Prof. Saylan'ın doktorları "doğu hizmeti" konusunda ağır bir dille eleştirmesi tartışmayı alevlendirdi!
Abone olTürk Tabipler Birliği'nin başvurusu üzerine "Danıştay'ın zorunlu hizmetin yapılamayacağı" yönündeki kararıyla başlayan tartışmalar giderek artıyor. Uluslararası başarılara imza atmış tıp doktoru Prof. Dr. Türkân Saylan, doktorların zorunlu hizmeti reddetmesini anlamadığını dile getirdi ve "Ülkenin, sana konfor sağlayamayan yörelerinin adını 'sürgün yeri'ne, 'mahrumiyet bölgesi'ne çıkarmada senin rolün yok mu? Orada doğarken ölen analarda, bebelerde senin sorumluluğun yok mu? Bunu nasıl temizleyebileceksin?" diye sordu. Saylan'ın görüşlerine katıldığını belirten İstanbul Tabip Odası Başkanı Prof. Dr. Gençay Gürsoy, "Gönüllü olarak da bu iş yapılabilir" derken, Sağlık Bakanı Recep Akdağ da, "Keşke gönüllü hekimlerimiz olsa" diye konuştu. Radikal gazetesinde dün "Ülke sorunlarına duyarlı sağlıkçılara açık mektup - Çözüm Üretme Zamanıdır" başlıklı yazısında Saylan, doktorlara "Sen ne katacaksın bu çorbaya, insanları sağlıklı kılmak için sen yüreğinden, beyninden, emeğinden ne vereceksin?" diye sordu.
Prefabrik sağlık ocağı
Saylan, hekimlerin sağlık hizmetlerinin çözümü konusunda gerçekçi bir plan ve projeyi topluma ve gelip giden siyasi iktidarlara kabul ettirme çabası yerine, yapılan ve çoğu da yanlış olan her şeye anında tepki göstermekle, tıpkı yıllardır muhalefet partilerinin yaptıklarının benzerini yapmakla yetindiklerini vurguladı. Saylan, 1983'lerde Van'ın Çaldıran ve Muradiye'sinde görevliyken, prefabrik sağlık ocaklarında çalıştığını anımsatarak, askeriyeden alınan ranzalarda yatarak gündüzleri köylere dağıldıkları o dönem genç sağlıkçıların içlerinde yurt sevgisi ve hizmet coşkusunun işlediğini söyledi.
'Tıpış tıpış gidiyorlar'
"Mahrumiyet bölgesi" tanımını da eleştiren Saylan, şöyle devam etti: "Hâkimi, savcısı, askeri, öğretmeni tıpış tıpış giderken, hekimi zulüm sayar oralara gitmeyi?.. 'Mahrumiyet bölgeleri'ni biz kendimiz yaratıyoruz.
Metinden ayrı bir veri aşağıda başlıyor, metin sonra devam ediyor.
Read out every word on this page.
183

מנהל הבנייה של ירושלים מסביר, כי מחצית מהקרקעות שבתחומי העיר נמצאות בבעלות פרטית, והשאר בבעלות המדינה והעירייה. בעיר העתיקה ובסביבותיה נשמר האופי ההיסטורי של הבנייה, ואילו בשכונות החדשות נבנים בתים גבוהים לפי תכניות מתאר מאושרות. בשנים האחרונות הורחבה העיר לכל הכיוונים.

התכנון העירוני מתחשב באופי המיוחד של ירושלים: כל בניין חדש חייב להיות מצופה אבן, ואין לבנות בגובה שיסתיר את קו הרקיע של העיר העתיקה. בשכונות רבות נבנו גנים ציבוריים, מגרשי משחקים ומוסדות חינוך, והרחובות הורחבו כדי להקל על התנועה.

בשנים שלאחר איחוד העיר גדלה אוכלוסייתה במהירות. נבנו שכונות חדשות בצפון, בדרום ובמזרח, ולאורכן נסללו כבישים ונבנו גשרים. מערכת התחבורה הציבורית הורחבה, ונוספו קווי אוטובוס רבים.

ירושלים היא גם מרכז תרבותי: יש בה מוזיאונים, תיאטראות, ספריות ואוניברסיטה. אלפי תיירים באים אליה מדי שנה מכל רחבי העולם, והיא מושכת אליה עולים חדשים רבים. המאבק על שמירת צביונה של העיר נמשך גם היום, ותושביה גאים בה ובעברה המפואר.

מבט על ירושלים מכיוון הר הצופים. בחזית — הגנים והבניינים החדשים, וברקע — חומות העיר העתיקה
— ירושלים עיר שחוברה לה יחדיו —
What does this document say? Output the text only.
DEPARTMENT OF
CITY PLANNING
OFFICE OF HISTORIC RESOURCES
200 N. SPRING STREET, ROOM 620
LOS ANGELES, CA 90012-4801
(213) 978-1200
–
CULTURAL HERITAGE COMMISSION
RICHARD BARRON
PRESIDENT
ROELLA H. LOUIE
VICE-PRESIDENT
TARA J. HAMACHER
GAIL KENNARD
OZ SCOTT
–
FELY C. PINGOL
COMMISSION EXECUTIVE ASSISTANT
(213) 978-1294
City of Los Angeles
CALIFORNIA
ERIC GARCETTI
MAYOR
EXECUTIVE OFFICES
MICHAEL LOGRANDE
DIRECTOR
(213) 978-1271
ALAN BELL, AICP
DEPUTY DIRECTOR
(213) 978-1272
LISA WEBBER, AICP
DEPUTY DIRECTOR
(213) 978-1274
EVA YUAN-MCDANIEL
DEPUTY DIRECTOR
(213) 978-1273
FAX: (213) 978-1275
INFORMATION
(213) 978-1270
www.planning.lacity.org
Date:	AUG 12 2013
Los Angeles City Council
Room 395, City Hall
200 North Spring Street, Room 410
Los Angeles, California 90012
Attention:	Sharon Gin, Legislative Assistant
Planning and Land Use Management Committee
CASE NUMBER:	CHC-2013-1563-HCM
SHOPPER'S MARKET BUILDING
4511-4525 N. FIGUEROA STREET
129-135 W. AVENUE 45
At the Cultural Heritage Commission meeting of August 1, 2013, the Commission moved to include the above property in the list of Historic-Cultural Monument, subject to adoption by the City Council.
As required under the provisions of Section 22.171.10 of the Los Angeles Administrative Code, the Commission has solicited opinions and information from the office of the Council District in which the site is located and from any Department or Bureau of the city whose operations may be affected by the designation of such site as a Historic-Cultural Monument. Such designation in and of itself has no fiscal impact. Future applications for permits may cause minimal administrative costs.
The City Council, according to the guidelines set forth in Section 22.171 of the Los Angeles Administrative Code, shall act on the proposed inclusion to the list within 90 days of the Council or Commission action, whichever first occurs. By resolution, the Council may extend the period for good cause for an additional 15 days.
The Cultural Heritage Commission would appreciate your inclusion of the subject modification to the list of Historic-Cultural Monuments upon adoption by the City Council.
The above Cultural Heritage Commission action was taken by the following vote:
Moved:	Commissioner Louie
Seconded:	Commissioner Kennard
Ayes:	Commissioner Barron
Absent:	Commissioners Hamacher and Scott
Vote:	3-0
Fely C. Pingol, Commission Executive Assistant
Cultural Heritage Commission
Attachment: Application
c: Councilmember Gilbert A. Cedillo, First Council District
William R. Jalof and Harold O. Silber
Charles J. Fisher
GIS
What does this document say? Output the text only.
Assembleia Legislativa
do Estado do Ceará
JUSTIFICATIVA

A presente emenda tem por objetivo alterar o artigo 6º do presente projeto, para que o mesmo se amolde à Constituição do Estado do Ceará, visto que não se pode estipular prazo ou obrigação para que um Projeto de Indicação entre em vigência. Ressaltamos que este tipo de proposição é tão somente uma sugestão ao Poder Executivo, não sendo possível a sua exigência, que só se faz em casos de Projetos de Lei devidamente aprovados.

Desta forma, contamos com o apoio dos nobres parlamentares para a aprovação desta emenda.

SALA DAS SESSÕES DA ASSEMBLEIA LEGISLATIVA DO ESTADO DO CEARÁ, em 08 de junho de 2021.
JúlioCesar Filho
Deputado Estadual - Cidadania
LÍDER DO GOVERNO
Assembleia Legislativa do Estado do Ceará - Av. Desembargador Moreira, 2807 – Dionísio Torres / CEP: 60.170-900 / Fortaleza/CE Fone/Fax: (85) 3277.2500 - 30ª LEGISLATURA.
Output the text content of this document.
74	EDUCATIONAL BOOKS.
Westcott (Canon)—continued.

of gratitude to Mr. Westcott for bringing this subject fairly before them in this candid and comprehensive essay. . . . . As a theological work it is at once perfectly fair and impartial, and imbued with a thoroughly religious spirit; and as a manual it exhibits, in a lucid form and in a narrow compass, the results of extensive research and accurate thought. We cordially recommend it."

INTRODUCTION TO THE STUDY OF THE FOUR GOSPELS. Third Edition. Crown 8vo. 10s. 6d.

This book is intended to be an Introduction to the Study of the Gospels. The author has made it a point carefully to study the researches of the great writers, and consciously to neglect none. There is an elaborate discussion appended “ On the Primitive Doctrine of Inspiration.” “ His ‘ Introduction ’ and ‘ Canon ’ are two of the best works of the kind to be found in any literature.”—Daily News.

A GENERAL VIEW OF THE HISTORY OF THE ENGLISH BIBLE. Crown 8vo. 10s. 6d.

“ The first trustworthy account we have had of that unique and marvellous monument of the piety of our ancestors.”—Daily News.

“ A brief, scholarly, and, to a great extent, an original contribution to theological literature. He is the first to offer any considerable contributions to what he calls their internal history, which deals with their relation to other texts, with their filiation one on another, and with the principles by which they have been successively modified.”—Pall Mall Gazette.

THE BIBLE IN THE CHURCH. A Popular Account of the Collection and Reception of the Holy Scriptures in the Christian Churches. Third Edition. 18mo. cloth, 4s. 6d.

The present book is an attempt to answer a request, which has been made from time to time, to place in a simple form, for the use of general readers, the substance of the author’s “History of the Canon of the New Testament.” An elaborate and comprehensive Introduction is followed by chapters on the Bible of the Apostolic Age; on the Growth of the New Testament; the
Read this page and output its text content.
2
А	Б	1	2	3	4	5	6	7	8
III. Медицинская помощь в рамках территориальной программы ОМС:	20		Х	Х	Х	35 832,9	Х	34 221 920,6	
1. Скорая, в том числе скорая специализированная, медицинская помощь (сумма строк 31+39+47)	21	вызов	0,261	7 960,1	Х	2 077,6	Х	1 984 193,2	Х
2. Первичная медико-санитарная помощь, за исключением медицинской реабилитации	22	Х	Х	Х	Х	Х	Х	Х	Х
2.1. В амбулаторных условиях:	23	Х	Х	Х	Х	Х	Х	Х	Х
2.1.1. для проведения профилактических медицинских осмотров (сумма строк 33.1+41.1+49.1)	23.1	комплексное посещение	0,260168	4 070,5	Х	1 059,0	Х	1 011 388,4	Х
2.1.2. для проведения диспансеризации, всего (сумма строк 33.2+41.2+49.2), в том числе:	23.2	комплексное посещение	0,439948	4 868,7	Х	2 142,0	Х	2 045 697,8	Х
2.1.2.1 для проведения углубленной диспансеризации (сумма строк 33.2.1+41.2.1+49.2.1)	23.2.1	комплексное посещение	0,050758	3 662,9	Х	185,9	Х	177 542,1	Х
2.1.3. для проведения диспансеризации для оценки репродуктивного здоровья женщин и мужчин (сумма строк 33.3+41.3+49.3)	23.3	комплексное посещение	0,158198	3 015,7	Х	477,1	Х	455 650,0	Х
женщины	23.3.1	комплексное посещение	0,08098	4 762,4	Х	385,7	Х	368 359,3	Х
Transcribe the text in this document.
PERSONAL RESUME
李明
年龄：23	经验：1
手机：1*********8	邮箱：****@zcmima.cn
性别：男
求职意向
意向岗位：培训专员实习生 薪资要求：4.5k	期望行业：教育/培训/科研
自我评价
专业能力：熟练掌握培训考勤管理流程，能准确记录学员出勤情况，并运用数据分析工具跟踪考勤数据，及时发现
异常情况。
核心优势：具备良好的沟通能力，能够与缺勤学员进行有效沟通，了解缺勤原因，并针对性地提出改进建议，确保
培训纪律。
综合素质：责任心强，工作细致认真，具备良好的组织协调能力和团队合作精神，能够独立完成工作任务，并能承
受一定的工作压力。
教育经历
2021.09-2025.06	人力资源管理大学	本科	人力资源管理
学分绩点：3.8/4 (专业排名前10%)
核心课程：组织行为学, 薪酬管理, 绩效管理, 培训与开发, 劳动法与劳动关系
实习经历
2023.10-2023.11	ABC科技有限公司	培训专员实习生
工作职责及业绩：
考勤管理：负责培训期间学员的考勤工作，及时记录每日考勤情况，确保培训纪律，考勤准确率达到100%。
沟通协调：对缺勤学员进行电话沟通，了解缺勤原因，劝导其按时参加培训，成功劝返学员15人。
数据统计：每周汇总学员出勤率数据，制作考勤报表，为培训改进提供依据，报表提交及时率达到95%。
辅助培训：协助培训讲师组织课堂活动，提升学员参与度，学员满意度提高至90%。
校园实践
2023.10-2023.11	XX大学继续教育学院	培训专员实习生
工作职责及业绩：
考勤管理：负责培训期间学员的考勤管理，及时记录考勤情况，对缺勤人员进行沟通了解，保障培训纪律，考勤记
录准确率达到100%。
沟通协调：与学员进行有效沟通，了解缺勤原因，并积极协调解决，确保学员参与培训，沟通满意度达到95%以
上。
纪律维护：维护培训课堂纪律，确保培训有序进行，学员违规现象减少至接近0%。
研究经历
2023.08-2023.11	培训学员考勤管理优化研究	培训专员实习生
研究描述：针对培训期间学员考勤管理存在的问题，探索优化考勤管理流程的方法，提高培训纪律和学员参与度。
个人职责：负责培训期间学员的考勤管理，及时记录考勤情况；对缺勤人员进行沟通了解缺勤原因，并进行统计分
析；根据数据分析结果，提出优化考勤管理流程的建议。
Gitmemekle, gidince hizmet etmemekle, her şeyi kötülemekle, aldığımız eğitimi hemen paraya dönüştürme hırsıyla, gönderilir gönderilmez dönüş yollarını aramakla biz o bölgeleri yaratıyoruz." "Zorunlu hizmet"in alınan raporlarla, dost ahbap bulup il merkezlerinde görevlendirilmelerle noktalandığını anlatan Saylan, şöyle devam etti:
"Zorunlu hizmet tıp fakültelerinden ve uzmanlıklardan mezun olanlar için salt birer yıl, kendi yaşamlarını kurmadan, sabitlemeden rahatça yapılabilecek bir görevdir. Genç sağlıkçılarımıza, ülkelerini, insanlarını tanıma, onlara, toprağa dokunma, bu bilgi ve deneyimlerle genel olarak ülke sorunlarına çözüm üretme ve karar mekanizmalarına geldiklerinde, salt oy kaygısıyla popülizm yerine gerçek ve sonuç alınabilecek kararları alabilme olanağı tanımalıyız. Tam da ithal hekim önerileri ortalıkta dolaşırken, bu ülkenin yurttaşları olmanın onurunu taşıyan tüm sağlıkçılarımızı, insan sağlığı konusunda somut, uygulanabilir çözümler üretmeye davet ediyorum."
Gençlere çağrı
Prof. Dr. Saylan sağlık örgütlerinin yapılan her şeye karşı çıkarak ve kendi aralarında da uzlaşamayarak var olageldiklerini, "Sağlık sorunlarımız nasıl çözümlenir?" sorusuna gençlerce yanıt oluşturulmasını istediğini belirtti.